As the manager of the GPFG, Norges Bank has a coherent chain of ownership tools for addressing climate risk. The key tool for managing the GPFG’s climate risk is active ownership, since this is aimed directly at the source of the fund’s climate risk. In addition, Norges Bank may choose a different composition of the portfolio than that which follows from the benchmark index determined by the Ministry of Finance. If active ownership eventually turns out not to be successful, and the assessment is that a company does not have a convincing transition strategy and invests in bad projects rather than paying dividends, the bank can divest from the company.
Through targeted and effective active ownership, Norges Bank can contribute to understanding and influencing the robustness of the business models of the companies the fund has invested in, as well as emphasising the importance of capital discipline so that companies have underlying investment projects that benefit from climate-related opportunities and are profitable in the transition to a low-carbon economy. Capital discipline means, among other things, that fossil fuel companies with weaker profitability prospects return surplus capital to the owners in the form of dividends, which gives investors the opportunity to invest capital in new investment opportunities related to the green transition. Active ownership can help strengthen the financial market’s general ability to price climate risk and channel capital into profitable projects in the transition to a low-carbon economy.
If active ownership eventually turns out not to be successful, and the assessment is that the company’s prospects are characterised by weak profitability, poor investment opportunities and little ability to transition, the bank can divest from the company. If there is an unacceptable risk that the company is associated with serious environmental damage or leads to greenhouse gas emissions to an unacceptable degree, observation or exclusion is relevant.
Better reporting on climate risk from the companies will make financial markets more well-functioning, in that information about this risk will be more readily available and consequently can form the basis for more correct pricing. With more robust business models and more correct pricing of risk, the transition risk in the financial system will gradually be reduced. Emission developments in line with the Paris Agreement should serve as the reference point for the fund’s ownership activities and for the dialogue with the companies in which the fund has invested.

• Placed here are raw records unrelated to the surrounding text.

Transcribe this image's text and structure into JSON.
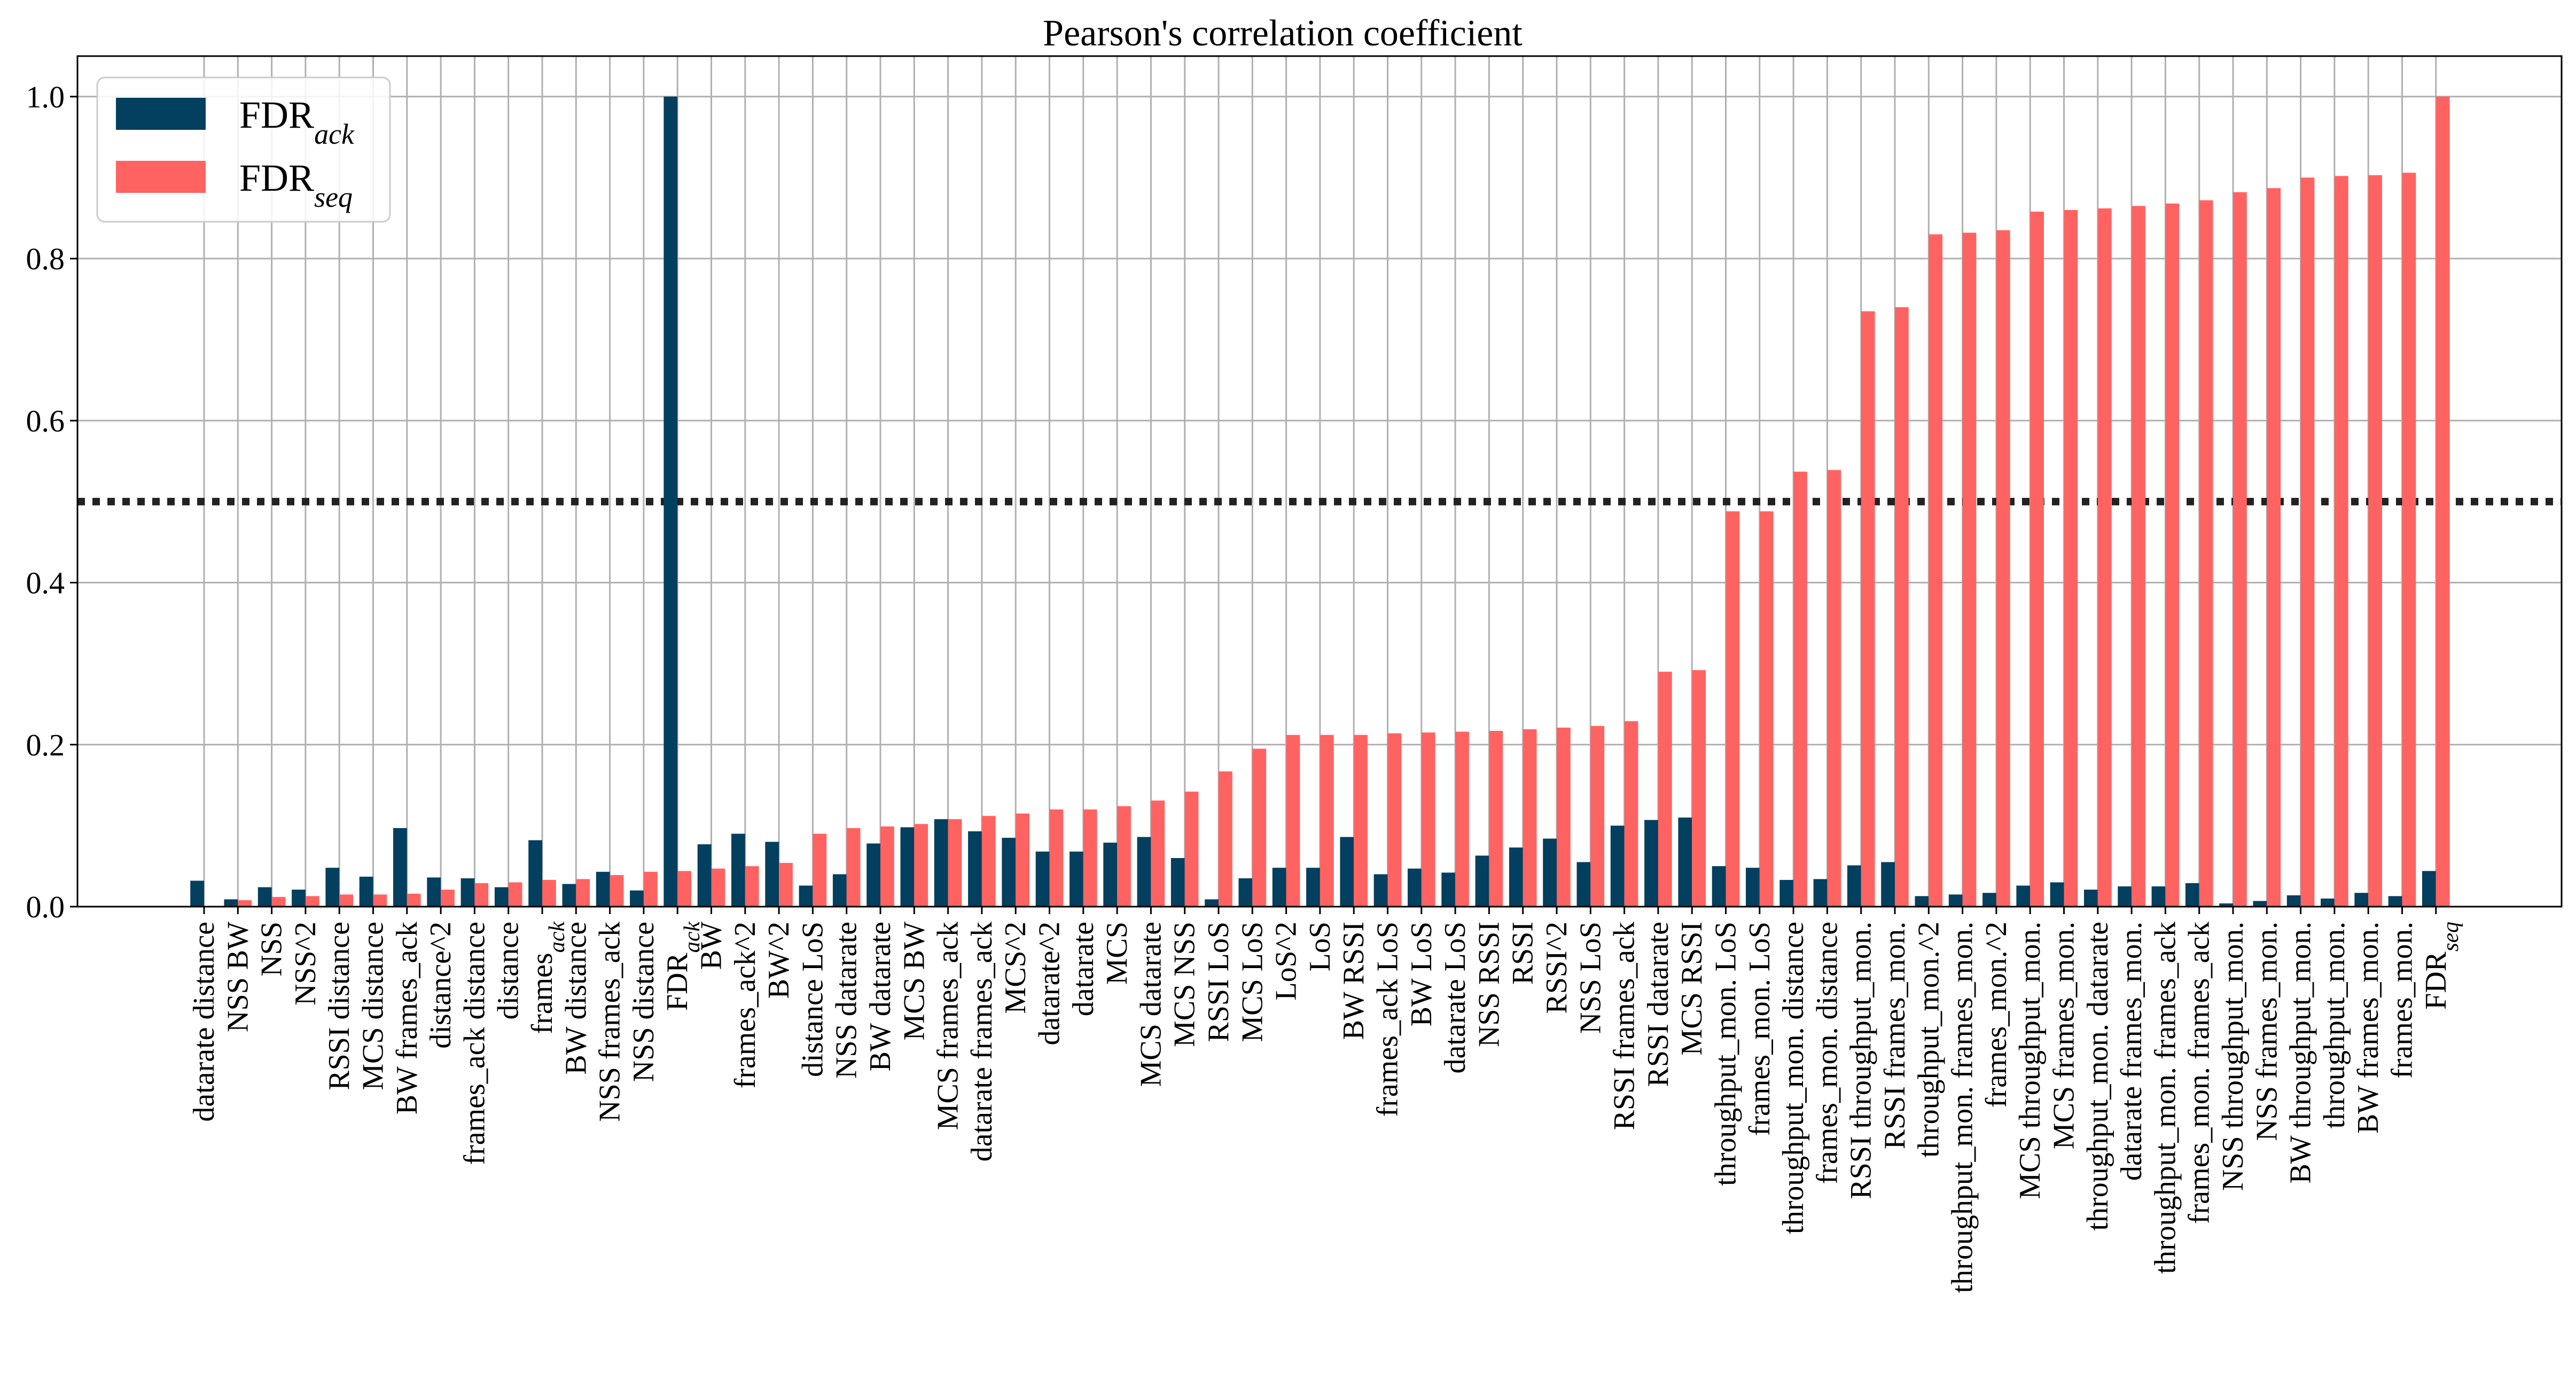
{
  "chart_data": {
    "type": "bar",
    "title": "Pearson's correlation coefficient",
    "xlabel": "",
    "ylabel": "",
    "ylim": [
      0,
      1.05
    ],
    "yticks": [
      0.0,
      0.2,
      0.4,
      0.6,
      0.8,
      1.0
    ],
    "ytick_labels": [
      "0.0",
      "0.2",
      "0.4",
      "0.6",
      "0.8",
      "1.0"
    ],
    "grid": true,
    "legend_position": "top-left",
    "threshold": 0.5,
    "colors": {
      "ack": "#033f5e",
      "seq": "#ff6361",
      "threshold": "#222222"
    },
    "categories": [
      "datarate distance",
      "NSS BW",
      "NSS",
      "NSS^2",
      "RSSI distance",
      "MCS distance",
      "BW frames_ack",
      "distance^2",
      "frames_ack distance",
      "distance",
      "frames_ack",
      "BW distance",
      "NSS frames_ack",
      "NSS distance",
      "FDR_ack",
      "BW",
      "frames_ack^2",
      "BW^2",
      "distance LoS",
      "NSS datarate",
      "BW datarate",
      "MCS BW",
      "MCS frames_ack",
      "datarate frames_ack",
      "MCS^2",
      "datarate^2",
      "datarate",
      "MCS",
      "MCS datarate",
      "MCS NSS",
      "RSSI LoS",
      "MCS LoS",
      "LoS^2",
      "LoS",
      "BW RSSI",
      "frames_ack LoS",
      "BW LoS",
      "datarate LoS",
      "NSS RSSI",
      "RSSI",
      "RSSI^2",
      "NSS LoS",
      "RSSI frames_ack",
      "RSSI datarate",
      "MCS RSSI",
      "throughput_mon. LoS",
      "frames_mon. LoS",
      "throughput_mon. distance",
      "frames_mon. distance",
      "RSSI throughput_mon.",
      "RSSI frames_mon.",
      "throughput_mon.^2",
      "throughput_mon. frames_mon.",
      "frames_mon.^2",
      "MCS throughput_mon.",
      "MCS frames_mon.",
      "throughput_mon. datarate",
      "datarate frames_mon.",
      "throughput_mon. frames_ack",
      "frames_mon. frames_ack",
      "NSS throughput_mon.",
      "NSS frames_mon.",
      "BW throughput_mon.",
      "throughput_mon.",
      "BW frames_mon.",
      "frames_mon.",
      "FDR_seq"
    ],
    "series": [
      {
        "name": "FDR_ack",
        "values": [
          0.032,
          0.009,
          0.024,
          0.021,
          0.048,
          0.037,
          0.097,
          0.036,
          0.035,
          0.024,
          0.082,
          0.028,
          0.043,
          0.02,
          1.0,
          0.077,
          0.09,
          0.08,
          0.026,
          0.04,
          0.078,
          0.098,
          0.108,
          0.093,
          0.085,
          0.068,
          0.068,
          0.079,
          0.086,
          0.06,
          0.009,
          0.035,
          0.048,
          0.048,
          0.086,
          0.04,
          0.047,
          0.042,
          0.063,
          0.073,
          0.084,
          0.055,
          0.1,
          0.107,
          0.11,
          0.05,
          0.048,
          0.033,
          0.034,
          0.051,
          0.055,
          0.013,
          0.015,
          0.017,
          0.026,
          0.03,
          0.021,
          0.025,
          0.025,
          0.029,
          0.004,
          0.007,
          0.014,
          0.01,
          0.017,
          0.013,
          0.044
        ]
      },
      {
        "name": "FDR_seq",
        "values": [
          0.0,
          0.008,
          0.012,
          0.013,
          0.015,
          0.015,
          0.016,
          0.021,
          0.029,
          0.03,
          0.033,
          0.034,
          0.039,
          0.043,
          0.044,
          0.047,
          0.05,
          0.054,
          0.09,
          0.097,
          0.099,
          0.102,
          0.108,
          0.112,
          0.115,
          0.12,
          0.12,
          0.124,
          0.131,
          0.142,
          0.167,
          0.195,
          0.212,
          0.212,
          0.212,
          0.214,
          0.215,
          0.216,
          0.217,
          0.219,
          0.221,
          0.223,
          0.229,
          0.29,
          0.292,
          0.488,
          0.488,
          0.537,
          0.539,
          0.735,
          0.74,
          0.83,
          0.832,
          0.835,
          0.858,
          0.86,
          0.862,
          0.865,
          0.868,
          0.872,
          0.882,
          0.887,
          0.9,
          0.902,
          0.903,
          0.906,
          1.0
        ]
      }
    ],
    "legend": [
      {
        "base": "FDR",
        "sub": "ack"
      },
      {
        "base": "FDR",
        "sub": "seq"
      }
    ]
  }
}
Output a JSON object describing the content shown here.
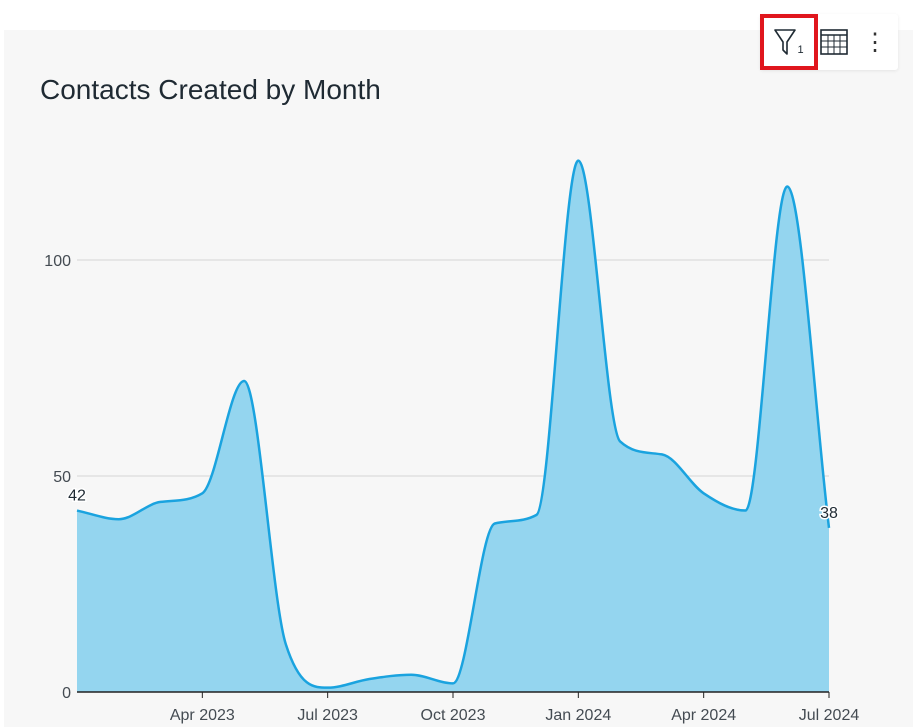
{
  "chart_data": {
    "type": "area",
    "title": "Contacts Created by Month",
    "xlabel": "",
    "ylabel": "",
    "x": [
      "2023-01",
      "2023-02",
      "2023-03",
      "2023-04",
      "2023-05",
      "2023-06",
      "2023-07",
      "2023-08",
      "2023-09",
      "2023-10",
      "2023-11",
      "2023-12",
      "2024-01",
      "2024-02",
      "2024-03",
      "2024-04",
      "2024-05",
      "2024-06",
      "2024-07"
    ],
    "values": [
      42,
      40,
      44,
      46,
      72,
      11,
      1,
      3,
      4,
      2,
      39,
      41,
      123,
      58,
      55,
      46,
      42,
      117,
      38
    ],
    "ylim": [
      0,
      125
    ],
    "y_ticks": [
      0,
      50,
      100
    ],
    "y_tick_labels": [
      "0",
      "50",
      "100"
    ],
    "x_ticks": [
      "2023-04",
      "2023-07",
      "2023-10",
      "2024-01",
      "2024-04",
      "2024-07"
    ],
    "x_tick_labels": [
      "Apr 2023",
      "Jul 2023",
      "Oct 2023",
      "Jan 2024",
      "Apr 2024",
      "Jul 2024"
    ],
    "data_labels": [
      {
        "index": 0,
        "text": "42"
      },
      {
        "index": 18,
        "text": "38"
      }
    ],
    "grid": true,
    "colors": {
      "fill": "#94d5ef",
      "line": "#1aa3df",
      "grid": "#d6d6d6",
      "axis": "#222222"
    }
  },
  "toolbar": {
    "filter_icon": "filter-icon",
    "filter_count": "1",
    "table_icon": "table-icon",
    "more_icon": "more-vertical-icon",
    "more_glyph": "⋮",
    "highlight_color": "#e0161d"
  }
}
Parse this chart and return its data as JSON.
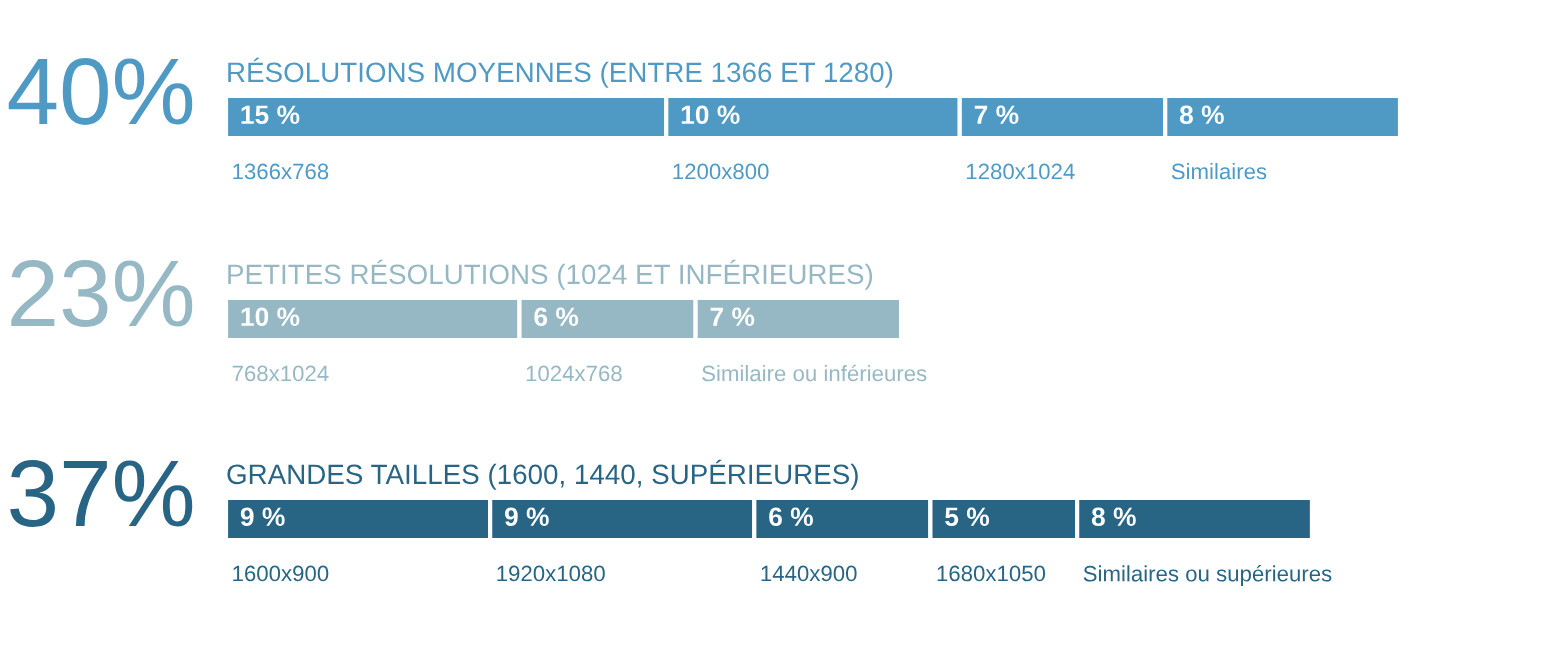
{
  "chart_data": [
    {
      "type": "bar",
      "orientation": "horizontal",
      "stacked": true,
      "title": "RÉSOLUTIONS MOYENNES (ENTRE 1366 ET 1280)",
      "annotations": [
        "40%"
      ],
      "categories": [
        null
      ],
      "legend": false,
      "series": [
        {
          "name": "1366x768",
          "color": "#4f9ac4",
          "values": [
            15
          ],
          "value_labels": [
            "15 %"
          ]
        },
        {
          "name": "1200x800",
          "color": "#4f9ac4",
          "values": [
            10
          ],
          "value_labels": [
            "10 %"
          ]
        },
        {
          "name": "1280x1024",
          "color": "#4f9ac4",
          "values": [
            7
          ],
          "value_labels": [
            "7 %"
          ]
        },
        {
          "name": "Similaires",
          "color": "#4f9ac4",
          "values": [
            8
          ],
          "value_labels": [
            "8 %"
          ]
        }
      ]
    },
    {
      "type": "bar",
      "orientation": "horizontal",
      "stacked": true,
      "title": "PETITES RÉSOLUTIONS (1024 ET INFÉRIEURES)",
      "annotations": [
        "23%"
      ],
      "categories": [
        null
      ],
      "legend": false,
      "series": [
        {
          "name": "768x1024",
          "color": "#96b8c4",
          "values": [
            10
          ],
          "value_labels": [
            "10 %"
          ]
        },
        {
          "name": "1024x768",
          "color": "#96b8c4",
          "values": [
            6
          ],
          "value_labels": [
            "6 %"
          ]
        },
        {
          "name": "Similaire ou inférieures",
          "color": "#96b8c4",
          "values": [
            7
          ],
          "value_labels": [
            "7 %"
          ]
        }
      ]
    },
    {
      "type": "bar",
      "orientation": "horizontal",
      "stacked": true,
      "title": "GRANDES TAILLES (1600, 1440, SUPÉRIEURES)",
      "annotations": [
        "37%"
      ],
      "categories": [
        null
      ],
      "legend": false,
      "series": [
        {
          "name": "1600x900",
          "color": "#286585",
          "values": [
            9
          ],
          "value_labels": [
            "9 %"
          ]
        },
        {
          "name": "1920x1080",
          "color": "#286585",
          "values": [
            9
          ],
          "value_labels": [
            "9 %"
          ]
        },
        {
          "name": "1440x900",
          "color": "#286585",
          "values": [
            6
          ],
          "value_labels": [
            "6 %"
          ]
        },
        {
          "name": "1680x1050",
          "color": "#286585",
          "values": [
            5
          ],
          "value_labels": [
            "5 %"
          ]
        },
        {
          "name": "Similaires ou supérieures",
          "color": "#286585",
          "values": [
            8
          ],
          "value_labels": [
            "8 %"
          ]
        }
      ]
    }
  ]
}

Norges Bank should demand that the companies they have invested in stress test their business models against various climate policy scenarios, including a scenario in which the goals of the Paris Agreement are achieved. In this way, it will be easier to identify deviations from decarbonisation pathways consistent with the climate targets, and to quantify possible economic consequences of this. This in turn provides a better basis for both targeted active ownership and more correct pricing of companies in the market. We also propose that Norges Bank be requested to regularly stress test the portfolio against various climate policy pathways. This will provide a more complete picture of this risk, and be consistent with the reporting requirements the fund itself sets for the companies in which it invests. For the Ministry of Finance as owner of the fund, this reporting will also contribute to a better understanding of risk related to the national wealth and public finances.
We have proposed that climate risk be incorporated separately in the bank’s principles for responsible investment management. This means that the fund shall contribute to developing best practice internationally.